Virgilio, allora, fa inginocchiare Dante di fronte a Catone e prende parola, rispondendo ai dubbi di
Catone. Gli spiega che egli è stato incaricato da una donna beata di soccorrere Dante e di guidarlo
attraverso l’Oltretomba. Aggiunge, inoltre, che Catone dovrebbe gradire la sua venuta, in quanto il
poeta fiorentino cerca la libertà, che è qualcosa di assai prezioso, come sa bene chi per essa arriva a
rinunciare alla propria vita. Il vegliardo aveva l’aspetto di un saggio, infatti aveva i capelli e la
barba brizzolati misti. La barba cadeva sul petto in due ciocche. Le luci delle 4 stelle brillavano sul
volto di questo saggio, quindi era un personaggio che aveva vissuto facendo proprie quelle 4 virtù.
Dante aveva l’impressione di guardare un altro sole.
RIASSUNTO I CANTO
Dopo aver lasciato il terribile mare dell’Inferno, Dante è pronto a cantare con più tranquillità il
secondo regno dell’Oltretomba, il Purgatorio, nel quale l’anima si purifica per poter accedere al
Paradiso. Il poeta invoca l’aiuto delle Muse e in particolar modo di Calliope, chiedendole di
assisterlo con lo stesso canto col quale sconfisse le Piche. Dante gioisce nell’osservare l’azzurro del
cielo: ad illuminarlo c’è Venere, che si trova nella costellazione dei Pesci. Voltandosi verso il cielo
australe, il poeta riesce a scorgere quattro stelle la cui luce è stata visibile solo a due esseri umani:
Adamo ed Eva. Non appena distoglie lo sguardo da esse, scorge un vecchio venerando accanto a sé:
si tratta di Catone Uticense il quale, credendo Dante e Virgilio due dannati in fuga dall’Inferno,
chiede loro chi siano e come mai si trovino lì.
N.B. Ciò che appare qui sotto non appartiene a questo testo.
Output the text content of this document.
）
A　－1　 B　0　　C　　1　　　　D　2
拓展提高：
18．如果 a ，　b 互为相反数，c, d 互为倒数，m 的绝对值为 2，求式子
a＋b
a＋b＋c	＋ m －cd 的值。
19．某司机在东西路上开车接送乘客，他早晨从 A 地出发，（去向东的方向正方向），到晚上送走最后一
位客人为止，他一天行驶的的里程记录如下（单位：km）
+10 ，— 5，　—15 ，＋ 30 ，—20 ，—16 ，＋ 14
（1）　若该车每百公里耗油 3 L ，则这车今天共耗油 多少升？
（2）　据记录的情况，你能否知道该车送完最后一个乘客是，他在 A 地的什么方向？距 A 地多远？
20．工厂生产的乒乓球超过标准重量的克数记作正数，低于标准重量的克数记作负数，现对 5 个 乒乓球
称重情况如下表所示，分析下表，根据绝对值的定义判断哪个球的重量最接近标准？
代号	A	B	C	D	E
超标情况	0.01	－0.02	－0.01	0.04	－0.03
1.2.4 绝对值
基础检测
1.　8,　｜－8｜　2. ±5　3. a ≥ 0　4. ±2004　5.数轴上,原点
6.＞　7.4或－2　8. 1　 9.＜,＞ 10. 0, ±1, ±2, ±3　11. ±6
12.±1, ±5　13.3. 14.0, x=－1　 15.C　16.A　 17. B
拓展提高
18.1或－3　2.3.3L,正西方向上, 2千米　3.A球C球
Virgilio, allora, fa inginocchiare Dante di fronte a Catone e prende parola, rispondendo ai dubbi
dell’anima veneranda. Gli spiega, quindi, che egli è stato incaricato da una donna beata a soccorrere
Dante e a guidarlo attraverso l’Oltretomba. Aggiunge, inoltre, che Catone dovrebbe gradire la sua
venuta: il poeta fiorentino cerca la libertà, che è qualcosa di assai prezioso, come sa bene chi per
essa arriva a rinunciare alla propria vita. Conclude, infine, dicendo che i due sono svincolati dalle
leggi infernali – Virgilio è un’anima del Limbo, Dante è un vivente – e di farli passare in nome di
Marzia, moglie di Catone. L’uomo risponde che concederà loro il passaggio non per Marzia ma
grazie alla donna del cielo che li ha messi in viaggio; prima, però, Virgilio dovrà lavare il volto di
Dante e cingere la sua vita con un giunco.
Al termine del suo discorso, Catone scompare. Dante e Virgilio, tornando sui loro passi, giungono
in un punto della spiaggia dove l’erba è bagnata dalla rugiada. Con questa, Virgilio lava le guance
di Dante. Dopodiché, giunti nella parte bassa della spiaggia, il maestro si china a cogliere un giunco
con il quale cinge i fianchi di Dante.